Kazanie Charlesa Spurgeona do młodzieży, oparte na słowach psalmu: „O Panie!..Jestem Twoim sługą i synem Twojej służebnicy; Rozwiązałeś moje więzy” (Ps. 115, 7) było niejako duchowym świadectwem młodych ludzi poszukujących najwyższego dobra. „Służenie Bogu jest błogie i cudowne, zeznał, że chciałbym umrzeć robiąc to. Kiedy przyjmiemy tę służbę, chcemy, aby nasi synowie i córki dołączyli do niej. Staje się naszym stałym pragnieniem, aby nasz dom bał się Pana i służył mu”.

Charles Spurgeon żył na tej ziemi zaledwie pięćdziesiąt osiem lat. W 1892 roku Pan przywołał Swojego sługę do wiecznych siedzib. Zmarł w otoczeniu rodziny i przyjaciół. Do ostatniej chwili była przy nim wierna żona i przyjaciółka. Przez całe życie ogromnie pomagała Spurgeonowi w jego błogosławionej służbie głoszenia.

Pogrzeb Charlesa Spurgeona zamienił się w wielką procesję. Kondukt pogrzebowy ciągnął się przez kilka kilometrów. Zamiast wieńców, na wieczku trumny leżała jego wielka Biblia, otwarta na czterdziesty piąty rozdział księgi proroka Ezechiela, z którego głosił po raz ostatni. Na nagrobku wyryto słowa: „W dobrych zawodach wystąpiłem, bieg ukończyłem, wiary zachowałem; a teraz odłożona jest dla mnie korona sprawiedliwości…” (2 Tym. 4; 7-8).

Wielki zwiastun Prawdy, Charles Gaddon Spurgeon, już dawno odszedł, ale Słowo Prawdy, które głosił, wciąż brzmi dzisiaj na kartach wspaniałych ksiąg, które pozostawił.

Nietrudno zrozumieć, co sprawia, że ​​kazania Charlesa Spurgeona są tak popularne. Sekret jego sukcesu tkwi nie tylko w jego talencie, ale przede wszystkim w tym, że mieszkał w nim Duch Jezusa Chrystusa.

Spurgeon mógł powiedzieć wraz z apostołem Pawłem: „...biada mi, gdybym nie głosił ewangelii!” (1 Kor. 9:16). Głosił Ewangelię, ponieważ został powołany z góry, aby obudzić serca ludzi na Prawdę i głosić niezgłębione bogactwa Chrystusa. I możemy dziękować Panu za Jego dzieło (Gal. 1:24).

Zgodnie z Bożą Opatrznością od czasu do czasu na ziemi rodzą się niezwykli ludzie. Jak gwiazdy na niebie płoną, emitując Boskie światło i szerząc błogosławieństwo Pana.

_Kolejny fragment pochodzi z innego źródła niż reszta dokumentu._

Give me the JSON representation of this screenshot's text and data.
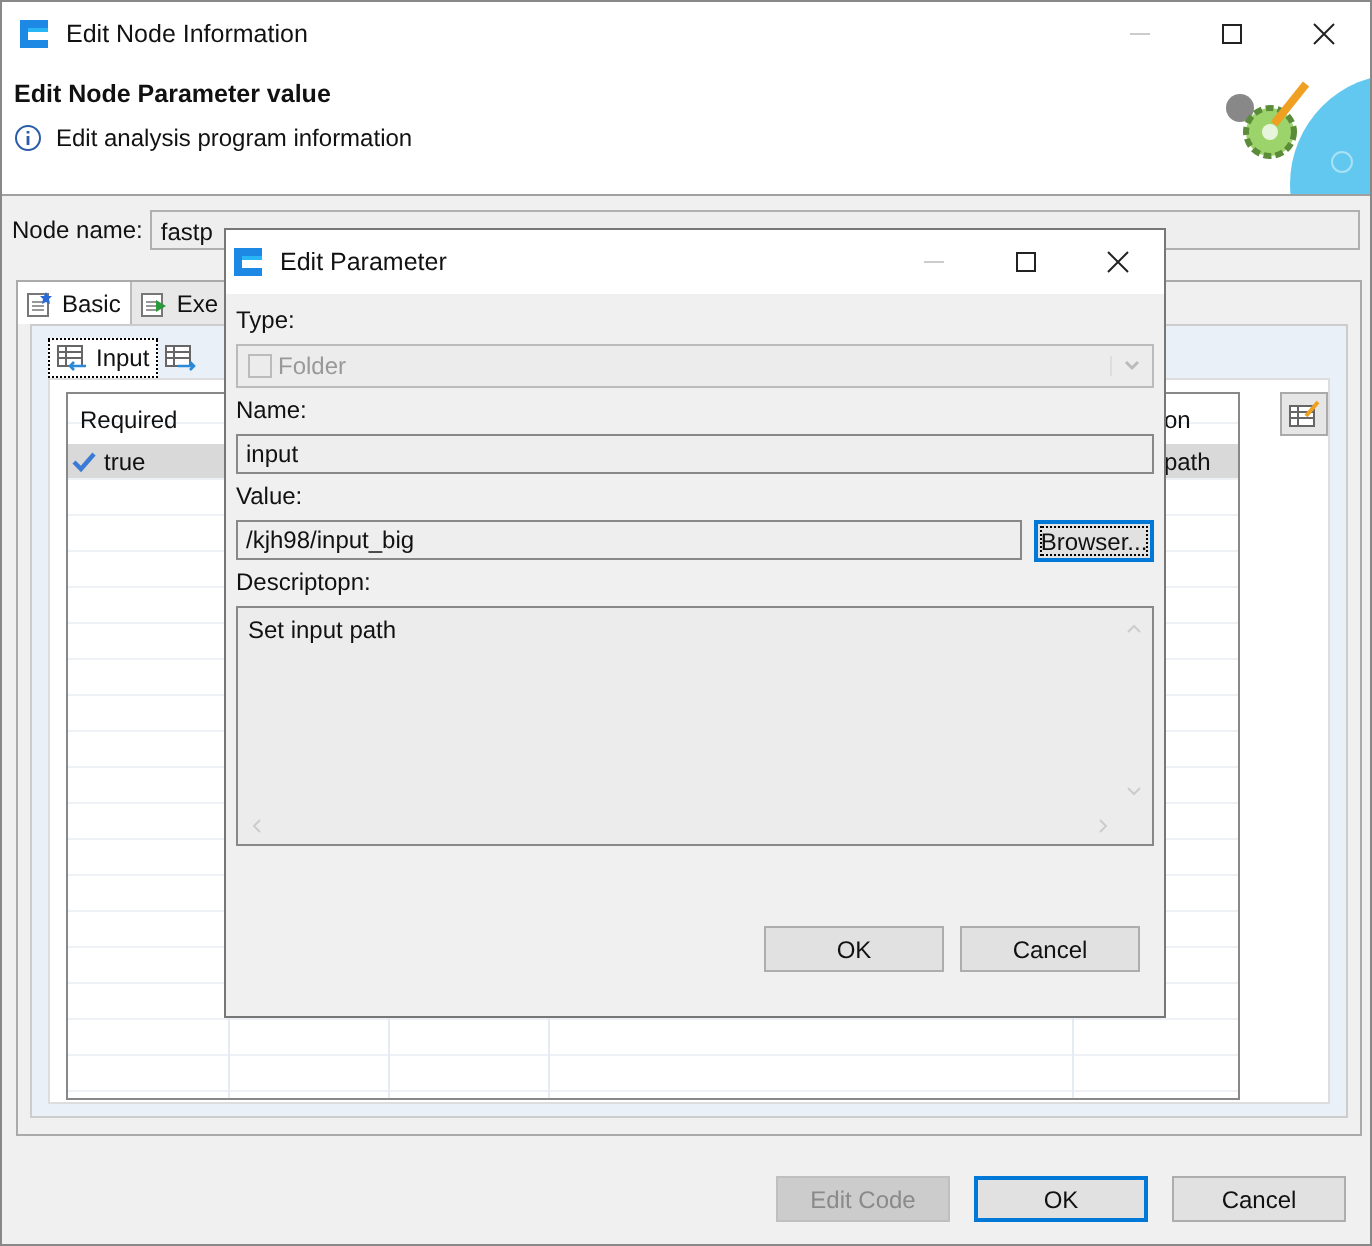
{
  "window": {
    "title": "Edit Node Information"
  },
  "header": {
    "title": "Edit Node Parameter value",
    "message": "Edit analysis program information"
  },
  "node_name": {
    "label": "Node name:",
    "value": "fastp"
  },
  "tabs": [
    {
      "label": "Basic",
      "selected": true
    },
    {
      "label": "Exe",
      "selected": false
    }
  ],
  "sub_tabs": [
    {
      "label": "Input",
      "selected": true
    },
    {
      "selected": false
    }
  ],
  "table": {
    "columns": [
      "Required",
      "on"
    ],
    "rows": [
      {
        "required": "true",
        "checked": true,
        "column_5": "path",
        "selected": true
      }
    ]
  },
  "buttons": [
    {
      "label": "Edit Code",
      "disabled": true,
      "default": false
    },
    {
      "label": "OK",
      "disabled": false,
      "default": true
    },
    {
      "label": "Cancel",
      "disabled": false,
      "default": false
    }
  ],
  "dialog": {
    "title": "Edit Parameter",
    "type_label": "Type:",
    "folder": {
      "label": "Folder",
      "checked": false,
      "disabled": true
    },
    "name_label": "Name:",
    "name": "input",
    "value_label": "Value:",
    "value": "/kjh98/input_big",
    "browse_button": {
      "label": "Browser...",
      "focused": true
    },
    "description_label": "Descriptopn:",
    "description": "Set input path",
    "buttons": [
      {
        "label": "OK"
      },
      {
        "label": "Cancel"
      }
    ]
  }
}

Jedną z tych osób był największy chrześcijański kaznodzieja Charles Gaddon Spurgeon (1834-1892). W wieku szesnastu lat Charles Spurgeon rozpoczął swoją posługę na rzecz Królestwa Bożego. Jako nauczyciel szkółki niedzielnej miał tak korzystny wpływ na dzieci, że został zaproszony do głoszenia kazania na spotkaniu nauczycieli szkółki niedzielnej. Spurgeon później poszedł do prywatnej szkoły w Cambridge. Tam rozwinęła się jego działalność w głoszeniu Słowa Bożego. W pobliżu Cambridge istniały dwadzieścia trzy zbory, które nie miały kaznodziejów i obsługiwały je kaznodzieje-samouki. Do tych entuzjastów dołączył siedemnastoletni Spurgeon. Pan cudownie pobłogosławił jego pracę. Wszyscy pokochali nowego sługę słowa. Młodego ewangelistę prowadzono z jednej wioski do drugiej, a ludzie tłumnie szli za nim.